Chantier n°3, mai 2011

Lieu d’intervention : le talus de l’Altair et le quai des ailantes.

Le talus qui s’érige entre la grande halle et la rue se prolonge jusqu’en limite de parcelle, derrière l’Altaïr. Soucieux de la continuité de la promenade que nous avons commencé à instaurer, nous nous penchons alors sur cette dernière partie du talus.

Chantier 3-9TIR_1

Jour 1, le 2 mai 2011

Ciel voilé, quelques éclaircies, températures fraiches.

Aujourd’hui nous découvrons comment nos travaux ont évolués. Avec la chaleur de ces dernières semaines d’avril le potager foisonne. Les plantes se serrent dans les pots et prolifèrent. Les élèves arrosent régulièrement et se servent dans la menthe, l’estragon, la roquette, les salades… Les carex ont séché.
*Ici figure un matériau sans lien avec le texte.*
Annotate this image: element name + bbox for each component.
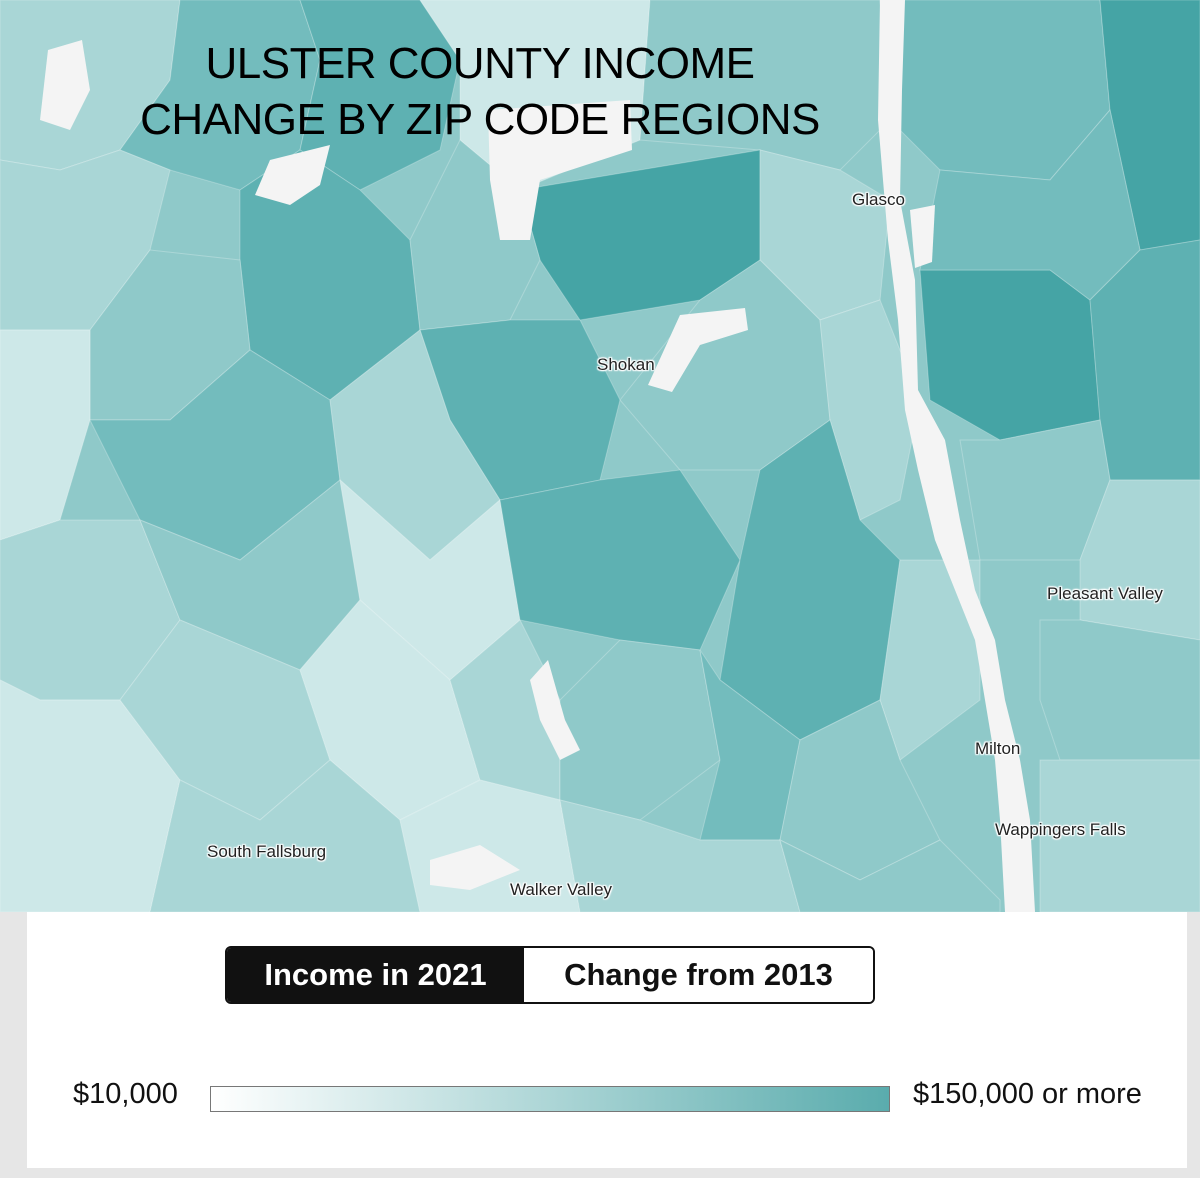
place-label-wappingers-falls: Wappingers Falls [995,820,1126,839]
place-label-south-fallsburg: South Fallsburg [207,842,327,861]
legend-scale-min: $10,000 [73,1078,178,1110]
map-title-line-2: CHANGE BY ZIP CODE REGIONS [140,95,820,144]
no-data-area [430,845,520,890]
no-data-area [488,100,632,240]
place-label-pleasant-valley: Pleasant Valley [1047,584,1163,603]
map-title: ULSTER COUNTY INCOME CHANGE BY ZIP CODE … [60,36,900,148]
legend-scale-max: $150,000 or more [913,1078,1142,1110]
no-data-area [255,145,330,205]
tab-change-from-2013[interactable]: Change from 2013 [524,948,873,1002]
zip-region[interactable] [149,759,421,912]
place-label-walker-valley: Walker Valley [510,880,613,899]
legend-color-scale [210,1086,890,1112]
zip-region[interactable] [779,839,1001,912]
zip-region[interactable] [299,0,461,191]
place-label-shokan: Shokan [597,355,655,374]
zip-region[interactable] [559,799,801,912]
zip-region[interactable] [1039,759,1200,912]
place-label-glasco: Glasco [852,190,905,209]
zip-region[interactable] [0,329,91,541]
tab-income-2021[interactable]: Income in 2021 [227,948,524,1002]
hudson-river [878,0,1035,912]
zip-region[interactable] [499,469,741,651]
no-data-area [648,308,748,392]
map-title-line-1: ULSTER COUNTY INCOME [205,39,755,88]
legend-panel: Income in 2021 Change from 2013 $10,000 … [27,912,1187,1168]
no-data-area [40,40,90,130]
place-label-milton: Milton [975,739,1021,758]
metric-toggle[interactable]: Income in 2021 Change from 2013 [225,946,875,1004]
no-data-area [910,205,935,268]
map-regions [0,0,1200,912]
choropleth-map[interactable]: ULSTER COUNTY INCOME CHANGE BY ZIP CODE … [0,0,1200,912]
zip-region[interactable] [1039,619,1200,761]
no-data-area [530,660,580,760]
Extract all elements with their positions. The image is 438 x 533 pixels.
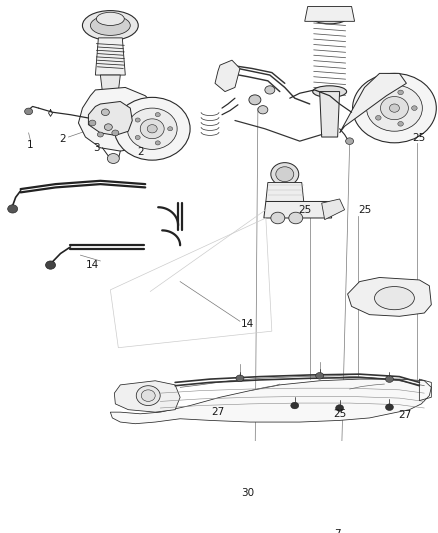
Polygon shape [348,278,431,316]
Polygon shape [264,201,332,218]
Circle shape [381,96,408,120]
Circle shape [276,167,294,182]
Ellipse shape [312,11,348,24]
Polygon shape [339,74,406,133]
Circle shape [375,96,381,101]
Circle shape [289,212,303,224]
Circle shape [25,108,32,115]
Circle shape [258,106,268,114]
Circle shape [107,154,119,164]
Circle shape [385,376,393,382]
Circle shape [135,135,140,140]
Text: 25: 25 [358,205,371,215]
Polygon shape [305,6,355,21]
Circle shape [271,212,285,224]
Circle shape [140,119,164,139]
Circle shape [265,86,275,94]
Circle shape [136,386,160,406]
Ellipse shape [374,287,414,310]
Circle shape [398,122,403,126]
Circle shape [367,85,422,131]
Polygon shape [110,379,431,424]
Circle shape [8,205,18,213]
Circle shape [236,375,244,382]
Text: 25: 25 [333,409,346,419]
Text: 27: 27 [212,407,225,417]
Circle shape [104,124,112,131]
Text: 27: 27 [398,410,411,419]
Circle shape [155,141,160,145]
Circle shape [89,120,96,126]
Circle shape [353,74,436,143]
Polygon shape [114,381,180,412]
Text: 25: 25 [413,133,426,143]
Text: 2: 2 [137,147,144,157]
Circle shape [389,104,399,112]
Polygon shape [321,199,345,220]
Text: 2: 2 [59,134,66,144]
Circle shape [155,112,160,117]
Polygon shape [320,92,339,137]
Ellipse shape [313,86,346,98]
Circle shape [114,98,190,160]
Circle shape [249,95,261,105]
Text: 25: 25 [298,205,311,215]
Ellipse shape [96,12,124,26]
Circle shape [97,132,103,137]
Circle shape [101,109,110,116]
Text: 30: 30 [241,488,254,498]
Circle shape [385,404,393,410]
Circle shape [112,130,119,136]
Circle shape [141,390,155,401]
Circle shape [127,108,177,149]
Circle shape [168,127,173,131]
Circle shape [147,125,157,133]
Circle shape [291,402,299,409]
Ellipse shape [82,11,138,41]
Text: 1: 1 [27,140,34,150]
Circle shape [412,106,417,110]
Polygon shape [100,75,120,92]
Circle shape [316,373,324,379]
Text: 3: 3 [93,143,100,153]
Polygon shape [95,38,125,75]
Text: 14: 14 [241,319,254,329]
Polygon shape [266,182,304,201]
Text: 7: 7 [334,529,341,533]
Polygon shape [215,60,240,92]
Circle shape [398,90,403,95]
Circle shape [271,163,299,186]
Polygon shape [88,101,132,135]
Circle shape [46,261,56,269]
Text: 14: 14 [86,260,99,270]
Polygon shape [78,87,162,151]
Circle shape [336,405,343,411]
Ellipse shape [90,15,130,35]
Circle shape [375,116,381,120]
Circle shape [346,138,353,144]
Circle shape [135,118,140,122]
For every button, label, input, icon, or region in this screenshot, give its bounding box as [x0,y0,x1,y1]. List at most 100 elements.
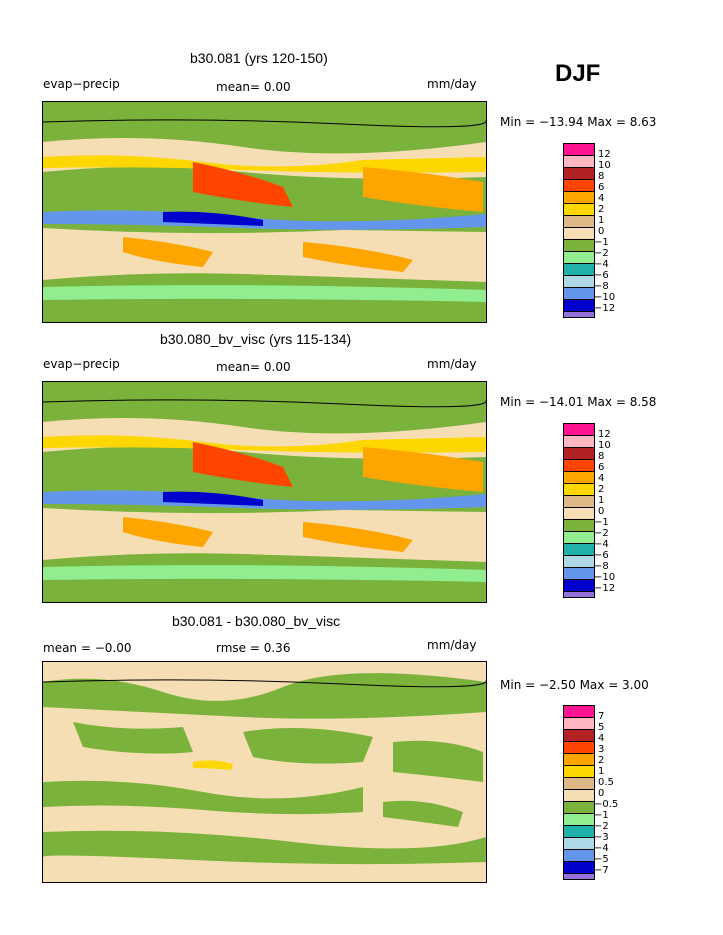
panel2-map [42,381,487,603]
p3-tick-12: −3 [594,832,609,843]
p1-tick-13: −8 [594,281,609,292]
p1-tick-5: 4 [598,193,605,204]
panel2-colorbar [563,423,595,598]
p2-swatch-10 [564,532,594,544]
panel3-map-svg [43,662,486,882]
panel3-minmax: Min = −2.50 Max = 3.00 [500,678,649,692]
p3-tick-6: 1 [598,766,605,777]
p3-swatch-5 [564,754,594,766]
p2-swatch-8 [564,508,594,520]
panel1-units: mm/day [427,77,477,91]
p2-swatch-9 [564,520,594,532]
p1-swatch-4 [564,180,594,192]
p2-tick-11: −4 [594,539,609,550]
panel3-title: b30.081 - b30.080_bv_visc [172,613,341,629]
p3-tick-1: 7 [598,711,605,722]
p1-tick-4: 6 [598,182,605,193]
p2-tick-9: −1 [594,517,609,528]
panel3-map [42,661,487,883]
p1-swatch-9 [564,240,594,252]
panel1-left-label: evap−precip [43,77,120,91]
panel1-map [42,101,487,323]
p2-tick-4: 6 [598,462,605,473]
p1-tick-10: −2 [594,248,609,259]
panel1-map-svg [43,102,486,322]
p2-swatch-5 [564,472,594,484]
panel2-left-label: evap−precip [43,357,120,371]
p1-tick-11: −4 [594,259,609,270]
p3-swatch-8 [564,790,594,802]
p2-swatch-13 [564,568,594,580]
p3-swatch-6 [564,766,594,778]
p2-swatch-7 [564,496,594,508]
p3-tick-7: 0.5 [598,777,614,788]
p3-swatch-9 [564,802,594,814]
p1-tick-7: 1 [598,215,605,226]
p1-swatch-7 [564,216,594,228]
p1-swatch-5 [564,192,594,204]
p3-tick-14: −5 [594,854,609,865]
p1-swatch-15 [564,312,594,317]
p3-swatch-3 [564,730,594,742]
p2-swatch-6 [564,484,594,496]
p1-swatch-11 [564,264,594,276]
p3-swatch-7 [564,778,594,790]
p2-swatch-12 [564,556,594,568]
p3-swatch-15 [564,874,594,879]
p2-swatch-4 [564,460,594,472]
p1-swatch-1 [564,144,594,156]
p1-tick-9: −1 [594,237,609,248]
p2-tick-14: −10 [594,572,616,583]
p3-swatch-14 [564,862,594,874]
p3-tick-11: −2 [594,821,609,832]
p2-tick-12: −6 [594,550,609,561]
p1-tick-12: −6 [594,270,609,281]
p2-tick-1: 12 [598,429,611,440]
p1-swatch-13 [564,288,594,300]
p2-swatch-2 [564,436,594,448]
p1-swatch-14 [564,300,594,312]
p3-tick-13: −4 [594,843,609,854]
p2-tick-10: −2 [594,528,609,539]
p2-swatch-11 [564,544,594,556]
panel2-map-svg [43,382,486,602]
p2-tick-3: 8 [598,451,605,462]
p1-tick-8: 0 [598,226,605,237]
p2-tick-13: −8 [594,561,609,572]
p1-swatch-3 [564,168,594,180]
p2-swatch-3 [564,448,594,460]
p3-swatch-1 [564,706,594,718]
p1-tick-3: 8 [598,171,605,182]
p1-tick-14: −10 [594,292,616,303]
p2-swatch-14 [564,580,594,592]
p1-swatch-8 [564,228,594,240]
p2-tick-6: 2 [598,484,605,495]
panel2-mean-label: mean= 0.00 [216,360,291,374]
panel3-colorbar [563,705,595,880]
p3-tick-15: −7 [594,865,609,876]
p1-tick-2: 10 [598,160,611,171]
panel2-title: b30.080_bv_visc (yrs 115-134) [160,331,352,347]
panel1-mean-label: mean= 0.00 [216,80,291,94]
panel1-minmax: Min = −13.94 Max = 8.63 [500,115,657,129]
p3-tick-5: 2 [598,755,605,766]
panel3-rmse-label: rmse = 0.36 [216,641,291,655]
p3-swatch-4 [564,742,594,754]
p2-tick-7: 1 [598,495,605,506]
p2-tick-2: 10 [598,440,611,451]
season-label: DJF [555,60,601,87]
panel1-title: b30.081 (yrs 120-150) [190,50,328,66]
p3-tick-8: 0 [598,788,605,799]
p3-swatch-13 [564,850,594,862]
p1-swatch-10 [564,252,594,264]
p3-tick-10: −1 [594,810,609,821]
panel2-minmax: Min = −14.01 Max = 8.58 [500,395,657,409]
p2-swatch-1 [564,424,594,436]
p1-swatch-12 [564,276,594,288]
p3-swatch-2 [564,718,594,730]
p2-tick-15: −12 [594,583,616,594]
panel3-mean-label: mean = −0.00 [43,641,132,655]
panel2-units: mm/day [427,357,477,371]
p3-tick-4: 3 [598,744,605,755]
p2-tick-5: 4 [598,473,605,484]
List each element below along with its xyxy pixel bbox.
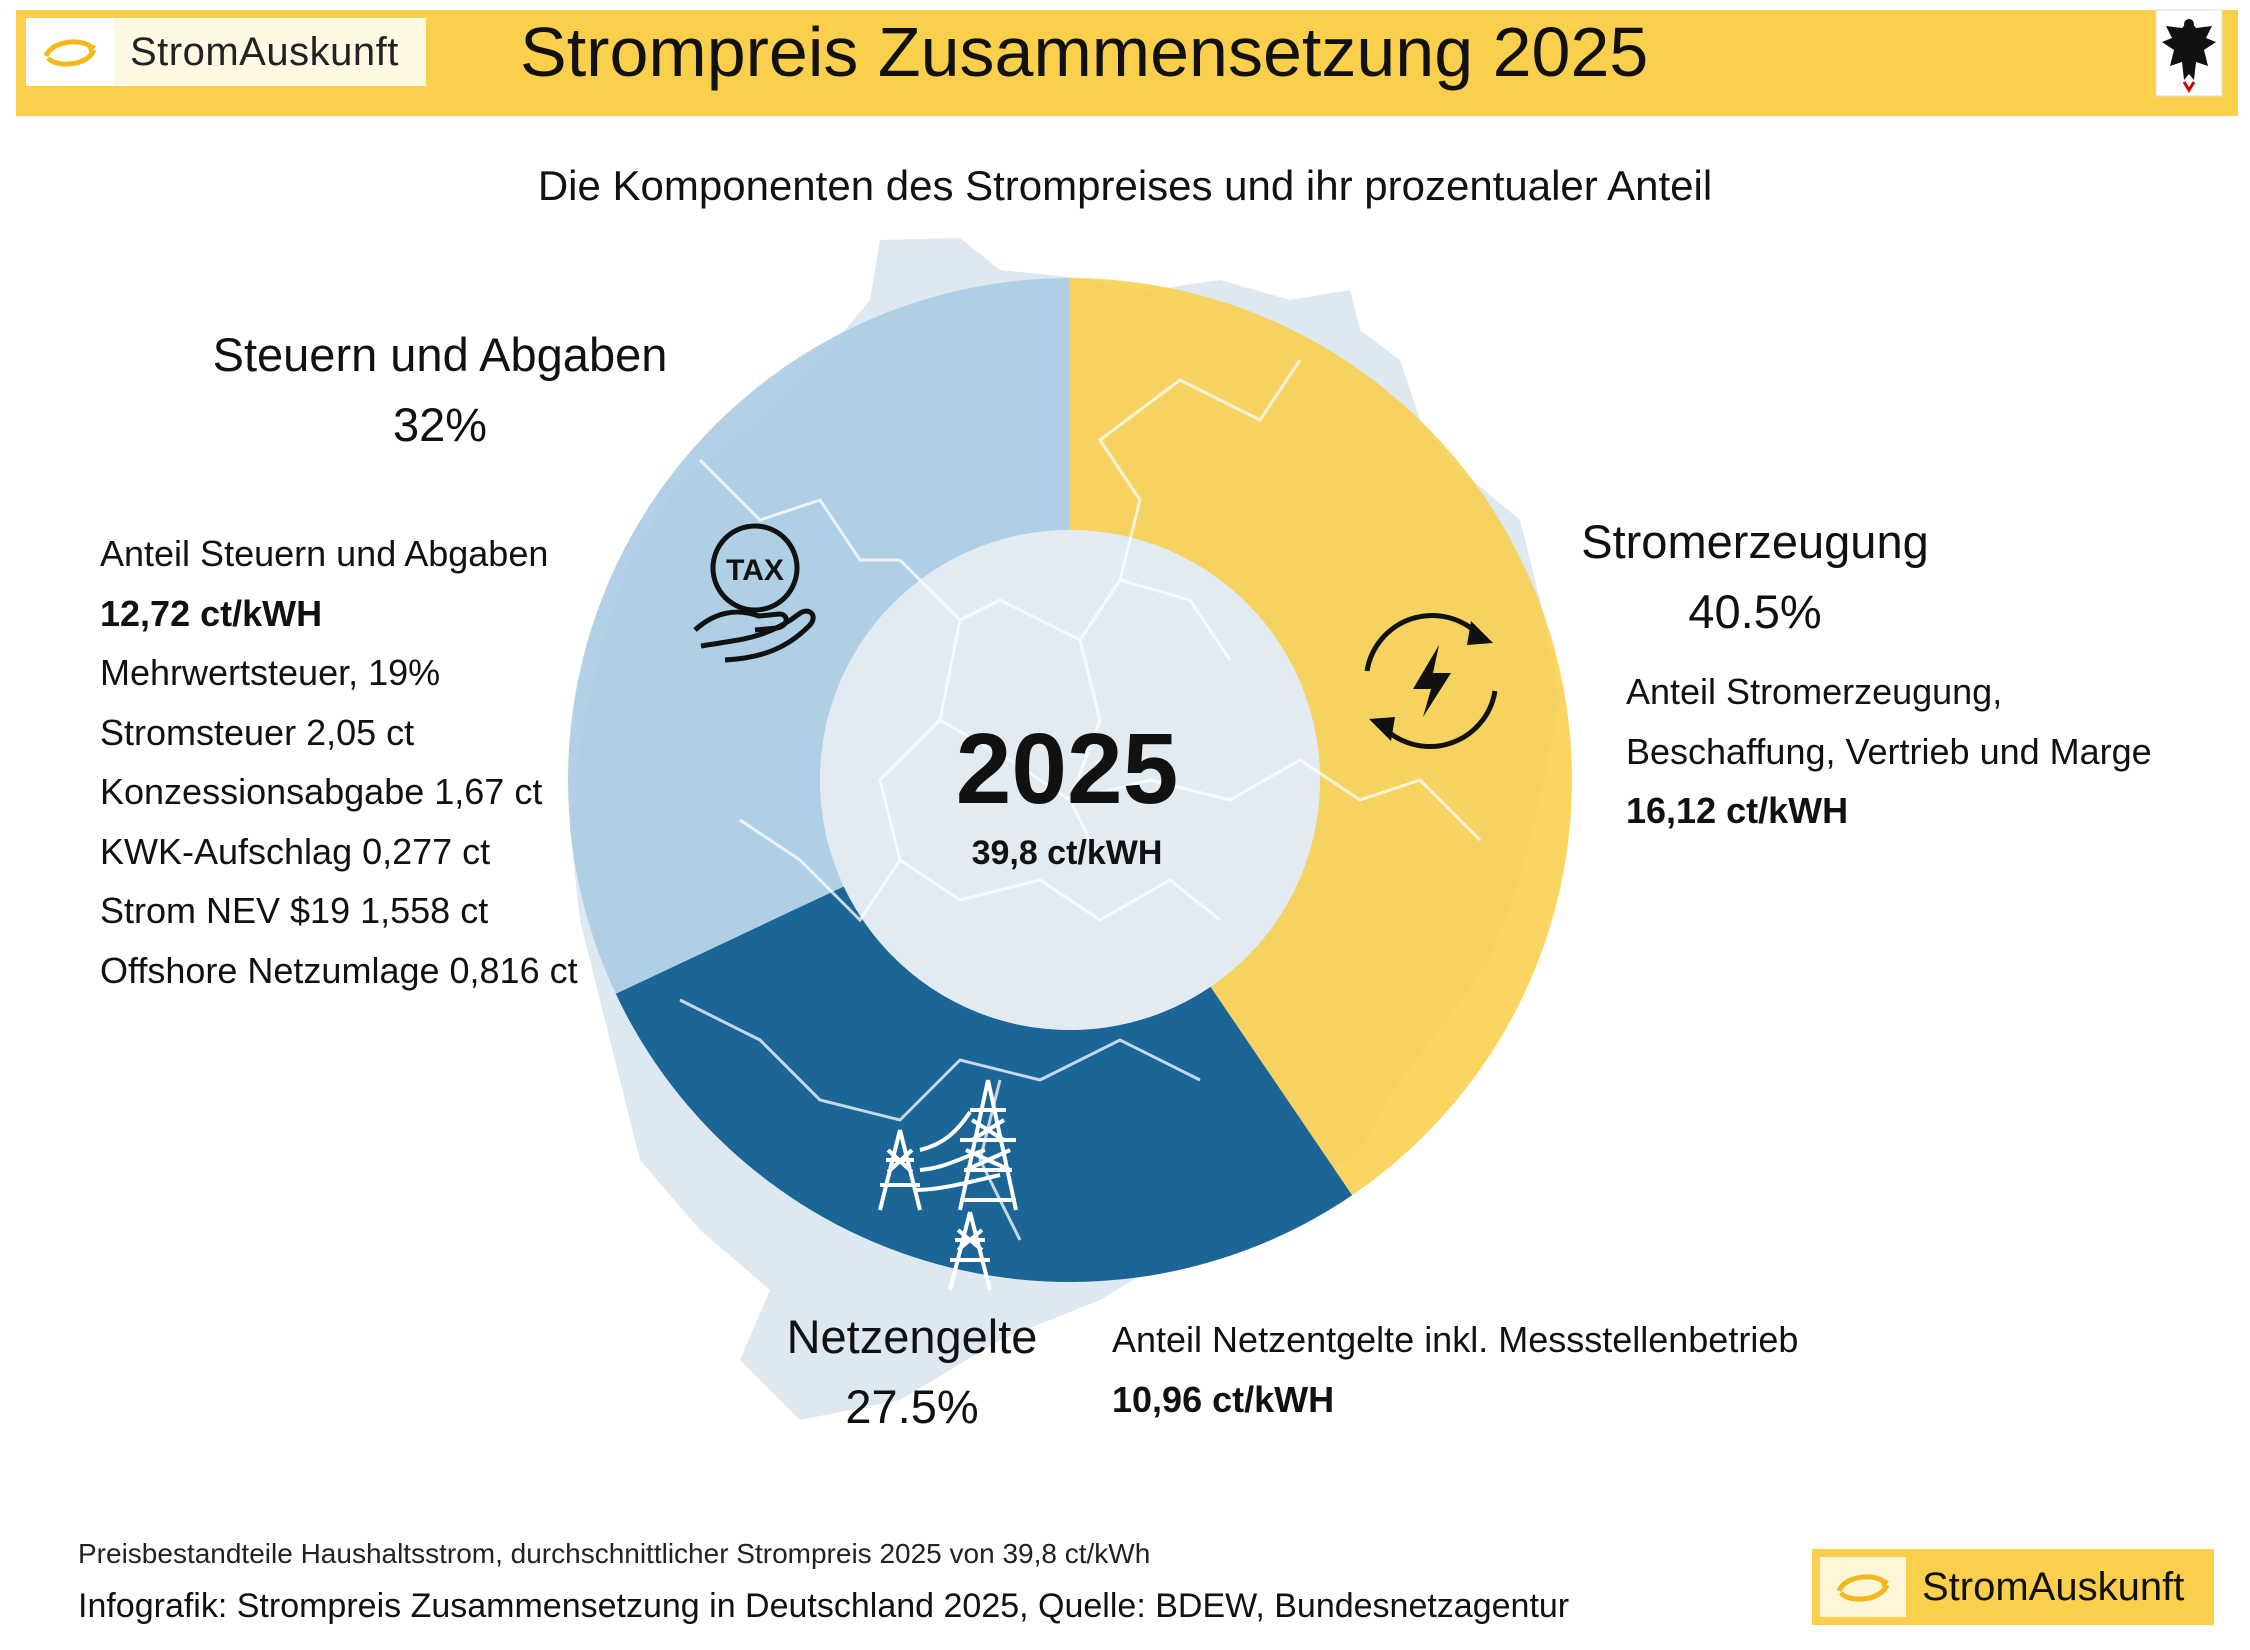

Personne n’a pensé à les arroser. Dans le patio, les ‘’tronapés’’ sont envahis par les cannes de Provence. Elles constituent un magnifique mur vert et confèrent une fraicheur sans pareille à ses frêles assises. En face les orties sont montées, seul un petit chemin entre ces plantes piquantes guide vers la banquette. On traverse le fossé en faisant attention de ne pas tomber et on s’installe sur le bois tiède. On y est bien au soleil. Le patio apparait comme un havre de paix où résonne parfois la voix d’un professeur. Dans la fosse aux saules, les cannes plantées pour animer l’espace se sont écroulées avec le vent. La traversée du fossé semble périlleuse à certains usagers de l’Académie, paraît-il.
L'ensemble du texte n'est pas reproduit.